Good morning. Before you and I get better acquainted, I think I should first probably introduce myself. I am the Divorced Guy. You are my Diary. You are the younger brother of The Diary of A Jaded Soon-To-Be Ex-Husband. You are, in fact, Chapter 2.
Before we go any further, I just wanted to say a couple of words about your older brother. He was a good sport really. He managed to put up with a lot of my bullshit, and for that, I am fortunate to have had the opportunity to create him. So, apparently you have a lot of fucking work to do if you are to be as popular as him. So buck up, or shut the fuck up little one, this ain't no time to play.
I do freely admit that what spawned your sudden birth was an E-mail I received this morning from the girl that your older brother knows about who I went on a date with and who suddenly wanted to just be friends. It seems as though she met someone, so, obviously I am feeling a bit aggravated. I mean, E-mail is great for a lot of things, but with my history in electronic forms of communication (ex-wife told me she wanted a divorce over Instant Messenger initially), I didn't take that E-mail that well. To say that I felt as though it was a punch in the stomach would be putting it mildly, considering the reason she said she wanted to be friends was because of a medical thing she was dealing with. Then I got the whole, "I really wanted this to work out," line, but apparently not.

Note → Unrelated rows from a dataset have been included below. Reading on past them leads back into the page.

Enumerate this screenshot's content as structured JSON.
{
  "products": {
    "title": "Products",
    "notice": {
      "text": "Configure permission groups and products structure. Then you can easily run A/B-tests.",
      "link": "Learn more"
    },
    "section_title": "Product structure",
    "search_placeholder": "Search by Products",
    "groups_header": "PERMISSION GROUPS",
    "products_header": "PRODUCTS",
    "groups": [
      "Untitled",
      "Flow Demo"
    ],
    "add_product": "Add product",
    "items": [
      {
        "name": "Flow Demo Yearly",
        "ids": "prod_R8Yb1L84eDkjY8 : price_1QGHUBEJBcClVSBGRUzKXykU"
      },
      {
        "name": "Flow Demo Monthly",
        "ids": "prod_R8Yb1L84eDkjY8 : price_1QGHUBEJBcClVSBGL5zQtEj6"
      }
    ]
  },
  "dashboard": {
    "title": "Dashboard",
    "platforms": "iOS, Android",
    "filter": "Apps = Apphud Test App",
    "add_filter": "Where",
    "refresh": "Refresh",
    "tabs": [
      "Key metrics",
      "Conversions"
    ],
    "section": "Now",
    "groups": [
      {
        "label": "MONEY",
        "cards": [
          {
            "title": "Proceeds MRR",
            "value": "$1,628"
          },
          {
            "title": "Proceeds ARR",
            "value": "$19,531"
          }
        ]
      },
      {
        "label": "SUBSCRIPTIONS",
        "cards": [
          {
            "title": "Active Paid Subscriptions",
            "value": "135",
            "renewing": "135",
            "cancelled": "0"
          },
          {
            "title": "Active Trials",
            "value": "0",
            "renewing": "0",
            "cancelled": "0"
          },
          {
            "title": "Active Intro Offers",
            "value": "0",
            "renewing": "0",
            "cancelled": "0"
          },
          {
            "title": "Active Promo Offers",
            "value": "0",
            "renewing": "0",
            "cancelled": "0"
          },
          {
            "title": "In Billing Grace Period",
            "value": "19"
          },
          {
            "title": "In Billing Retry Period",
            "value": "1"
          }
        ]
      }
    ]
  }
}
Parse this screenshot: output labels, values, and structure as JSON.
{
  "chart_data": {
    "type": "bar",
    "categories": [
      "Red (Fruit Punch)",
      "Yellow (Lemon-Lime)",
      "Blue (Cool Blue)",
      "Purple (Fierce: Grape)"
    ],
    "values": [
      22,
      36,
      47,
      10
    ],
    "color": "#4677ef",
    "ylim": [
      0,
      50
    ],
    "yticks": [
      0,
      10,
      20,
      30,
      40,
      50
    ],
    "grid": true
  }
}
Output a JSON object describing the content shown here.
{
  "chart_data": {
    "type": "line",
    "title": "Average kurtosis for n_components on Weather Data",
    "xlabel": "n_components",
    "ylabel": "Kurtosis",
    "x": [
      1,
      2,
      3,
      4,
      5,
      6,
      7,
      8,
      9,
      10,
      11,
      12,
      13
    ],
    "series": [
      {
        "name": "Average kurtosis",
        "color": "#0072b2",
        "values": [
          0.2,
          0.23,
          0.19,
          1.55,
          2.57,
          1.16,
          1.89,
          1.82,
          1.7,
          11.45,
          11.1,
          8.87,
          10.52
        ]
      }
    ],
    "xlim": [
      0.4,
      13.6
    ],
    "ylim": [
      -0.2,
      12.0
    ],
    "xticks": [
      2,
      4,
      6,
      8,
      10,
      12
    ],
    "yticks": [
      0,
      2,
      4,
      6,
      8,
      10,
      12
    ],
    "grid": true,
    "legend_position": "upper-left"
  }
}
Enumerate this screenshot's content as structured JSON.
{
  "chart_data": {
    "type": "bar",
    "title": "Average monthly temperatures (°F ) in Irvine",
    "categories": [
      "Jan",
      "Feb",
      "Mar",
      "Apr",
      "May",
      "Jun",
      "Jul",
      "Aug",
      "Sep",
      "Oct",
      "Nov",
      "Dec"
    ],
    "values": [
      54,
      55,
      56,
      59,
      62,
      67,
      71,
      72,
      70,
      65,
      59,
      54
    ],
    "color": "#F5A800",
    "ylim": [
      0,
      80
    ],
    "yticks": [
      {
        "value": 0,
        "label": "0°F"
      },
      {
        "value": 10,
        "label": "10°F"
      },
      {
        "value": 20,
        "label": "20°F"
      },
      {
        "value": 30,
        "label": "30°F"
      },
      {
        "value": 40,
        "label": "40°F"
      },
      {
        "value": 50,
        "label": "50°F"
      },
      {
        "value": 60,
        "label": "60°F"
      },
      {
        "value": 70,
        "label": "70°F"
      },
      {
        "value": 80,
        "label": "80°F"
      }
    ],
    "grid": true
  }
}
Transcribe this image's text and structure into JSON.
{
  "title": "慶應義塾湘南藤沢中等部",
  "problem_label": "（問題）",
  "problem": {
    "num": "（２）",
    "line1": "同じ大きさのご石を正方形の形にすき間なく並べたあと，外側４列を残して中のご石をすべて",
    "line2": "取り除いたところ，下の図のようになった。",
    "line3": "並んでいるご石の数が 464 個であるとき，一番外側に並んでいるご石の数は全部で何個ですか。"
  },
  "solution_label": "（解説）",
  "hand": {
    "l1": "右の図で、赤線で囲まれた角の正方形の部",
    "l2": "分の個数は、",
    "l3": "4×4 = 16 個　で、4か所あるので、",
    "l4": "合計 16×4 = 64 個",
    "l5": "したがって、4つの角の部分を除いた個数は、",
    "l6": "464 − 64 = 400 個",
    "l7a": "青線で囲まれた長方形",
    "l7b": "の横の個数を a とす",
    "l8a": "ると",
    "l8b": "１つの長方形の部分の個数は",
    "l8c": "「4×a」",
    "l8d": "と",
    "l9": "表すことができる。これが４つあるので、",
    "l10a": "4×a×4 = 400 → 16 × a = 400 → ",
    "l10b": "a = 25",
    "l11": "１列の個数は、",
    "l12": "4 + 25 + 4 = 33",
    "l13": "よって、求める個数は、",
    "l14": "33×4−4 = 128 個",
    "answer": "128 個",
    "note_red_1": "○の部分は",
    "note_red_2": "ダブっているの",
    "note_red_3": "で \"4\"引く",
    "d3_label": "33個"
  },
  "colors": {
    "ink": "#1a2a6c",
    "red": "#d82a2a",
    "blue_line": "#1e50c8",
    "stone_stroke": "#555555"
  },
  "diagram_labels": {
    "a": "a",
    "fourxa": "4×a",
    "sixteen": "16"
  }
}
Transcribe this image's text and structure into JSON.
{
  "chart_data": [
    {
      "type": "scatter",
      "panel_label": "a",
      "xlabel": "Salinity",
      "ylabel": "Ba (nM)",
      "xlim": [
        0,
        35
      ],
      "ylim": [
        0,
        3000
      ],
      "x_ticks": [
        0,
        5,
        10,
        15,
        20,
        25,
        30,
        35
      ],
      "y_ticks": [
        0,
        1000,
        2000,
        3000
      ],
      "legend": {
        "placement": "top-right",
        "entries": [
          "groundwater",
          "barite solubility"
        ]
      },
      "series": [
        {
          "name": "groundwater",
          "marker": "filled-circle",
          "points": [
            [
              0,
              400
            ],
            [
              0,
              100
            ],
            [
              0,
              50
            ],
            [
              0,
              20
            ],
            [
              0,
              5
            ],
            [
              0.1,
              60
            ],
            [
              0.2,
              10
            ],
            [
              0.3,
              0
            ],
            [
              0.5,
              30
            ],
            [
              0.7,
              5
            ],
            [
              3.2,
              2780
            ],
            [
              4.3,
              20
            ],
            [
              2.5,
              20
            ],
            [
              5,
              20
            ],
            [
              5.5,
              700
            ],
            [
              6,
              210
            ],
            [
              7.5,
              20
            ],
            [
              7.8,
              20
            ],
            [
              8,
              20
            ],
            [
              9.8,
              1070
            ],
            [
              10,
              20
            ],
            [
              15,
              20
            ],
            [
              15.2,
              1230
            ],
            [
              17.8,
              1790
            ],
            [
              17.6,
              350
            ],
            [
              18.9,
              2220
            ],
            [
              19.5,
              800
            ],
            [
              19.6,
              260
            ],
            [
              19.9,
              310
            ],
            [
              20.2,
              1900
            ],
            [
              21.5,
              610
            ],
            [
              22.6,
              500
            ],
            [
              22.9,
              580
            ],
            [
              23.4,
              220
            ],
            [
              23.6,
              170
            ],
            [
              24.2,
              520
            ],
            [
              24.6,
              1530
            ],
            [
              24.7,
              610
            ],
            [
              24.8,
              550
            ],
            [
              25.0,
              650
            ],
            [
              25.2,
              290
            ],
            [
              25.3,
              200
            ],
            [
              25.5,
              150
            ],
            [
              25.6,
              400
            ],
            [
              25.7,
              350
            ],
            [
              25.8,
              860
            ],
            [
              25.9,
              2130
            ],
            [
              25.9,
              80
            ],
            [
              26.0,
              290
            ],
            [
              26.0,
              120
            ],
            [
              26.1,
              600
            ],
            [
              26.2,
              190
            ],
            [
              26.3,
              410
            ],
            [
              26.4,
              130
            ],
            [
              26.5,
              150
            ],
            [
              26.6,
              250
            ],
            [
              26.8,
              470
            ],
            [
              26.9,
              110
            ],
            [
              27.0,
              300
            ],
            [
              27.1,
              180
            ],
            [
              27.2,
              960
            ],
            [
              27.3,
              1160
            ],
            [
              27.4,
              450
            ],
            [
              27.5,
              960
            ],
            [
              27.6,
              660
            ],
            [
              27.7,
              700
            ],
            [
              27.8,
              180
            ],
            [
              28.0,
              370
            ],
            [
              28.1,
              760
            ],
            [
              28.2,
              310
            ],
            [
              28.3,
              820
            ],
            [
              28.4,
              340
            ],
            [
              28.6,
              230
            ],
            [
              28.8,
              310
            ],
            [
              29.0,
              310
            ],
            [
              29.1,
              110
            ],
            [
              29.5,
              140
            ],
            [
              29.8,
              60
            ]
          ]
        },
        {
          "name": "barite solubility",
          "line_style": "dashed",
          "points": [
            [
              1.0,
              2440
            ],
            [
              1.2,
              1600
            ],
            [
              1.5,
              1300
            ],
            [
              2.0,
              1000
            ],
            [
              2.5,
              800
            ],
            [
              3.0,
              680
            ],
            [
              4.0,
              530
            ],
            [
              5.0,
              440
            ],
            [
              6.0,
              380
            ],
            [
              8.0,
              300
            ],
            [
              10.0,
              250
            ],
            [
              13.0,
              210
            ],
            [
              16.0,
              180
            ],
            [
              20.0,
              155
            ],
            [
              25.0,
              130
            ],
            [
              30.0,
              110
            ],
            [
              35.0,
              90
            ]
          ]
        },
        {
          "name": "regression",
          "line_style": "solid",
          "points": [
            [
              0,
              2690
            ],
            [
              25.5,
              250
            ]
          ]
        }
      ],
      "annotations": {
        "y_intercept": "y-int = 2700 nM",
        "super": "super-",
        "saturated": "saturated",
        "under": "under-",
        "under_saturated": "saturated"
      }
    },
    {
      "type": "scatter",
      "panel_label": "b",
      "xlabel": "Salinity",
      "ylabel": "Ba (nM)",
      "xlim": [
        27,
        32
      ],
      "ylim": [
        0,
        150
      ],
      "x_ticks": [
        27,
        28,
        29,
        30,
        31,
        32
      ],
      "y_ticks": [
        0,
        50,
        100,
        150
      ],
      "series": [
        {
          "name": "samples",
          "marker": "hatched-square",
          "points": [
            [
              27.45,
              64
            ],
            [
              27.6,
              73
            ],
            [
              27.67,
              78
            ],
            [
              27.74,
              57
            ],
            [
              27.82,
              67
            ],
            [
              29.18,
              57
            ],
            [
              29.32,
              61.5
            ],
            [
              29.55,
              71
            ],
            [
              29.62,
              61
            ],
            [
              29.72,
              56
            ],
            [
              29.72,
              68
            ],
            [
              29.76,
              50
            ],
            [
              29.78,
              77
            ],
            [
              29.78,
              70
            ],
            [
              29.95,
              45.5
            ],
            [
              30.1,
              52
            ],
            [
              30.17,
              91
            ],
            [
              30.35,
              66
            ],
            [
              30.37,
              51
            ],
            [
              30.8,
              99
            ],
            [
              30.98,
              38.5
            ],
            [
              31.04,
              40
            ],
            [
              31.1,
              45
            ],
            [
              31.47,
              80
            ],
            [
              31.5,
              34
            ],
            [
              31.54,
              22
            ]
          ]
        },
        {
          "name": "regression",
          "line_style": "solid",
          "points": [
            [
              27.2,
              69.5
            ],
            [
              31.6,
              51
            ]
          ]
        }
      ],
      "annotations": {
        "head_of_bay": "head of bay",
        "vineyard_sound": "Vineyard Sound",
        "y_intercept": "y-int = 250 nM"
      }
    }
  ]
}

So, back to square one, or rather Chapter 2, since that E-mail really was sort of a conclusion type thing to something that happened with your older brother. And this Diary is all about you baby.
I will attempt to fill your space with random, and not so random, stuff as much as I possibly can. You can count on being fed at least once a week (hey, daddy's got bills to pay, this ain't a gravy train), but more often that not you will get extra meals spread out throughout the course of the week. I will try to keep you up to date on what I am doing as best I can so that you do not worry about me. I will tell you absolutely pointless bullshit just because I think it's funny.
I will also play around with your format until I get you just the way I want you.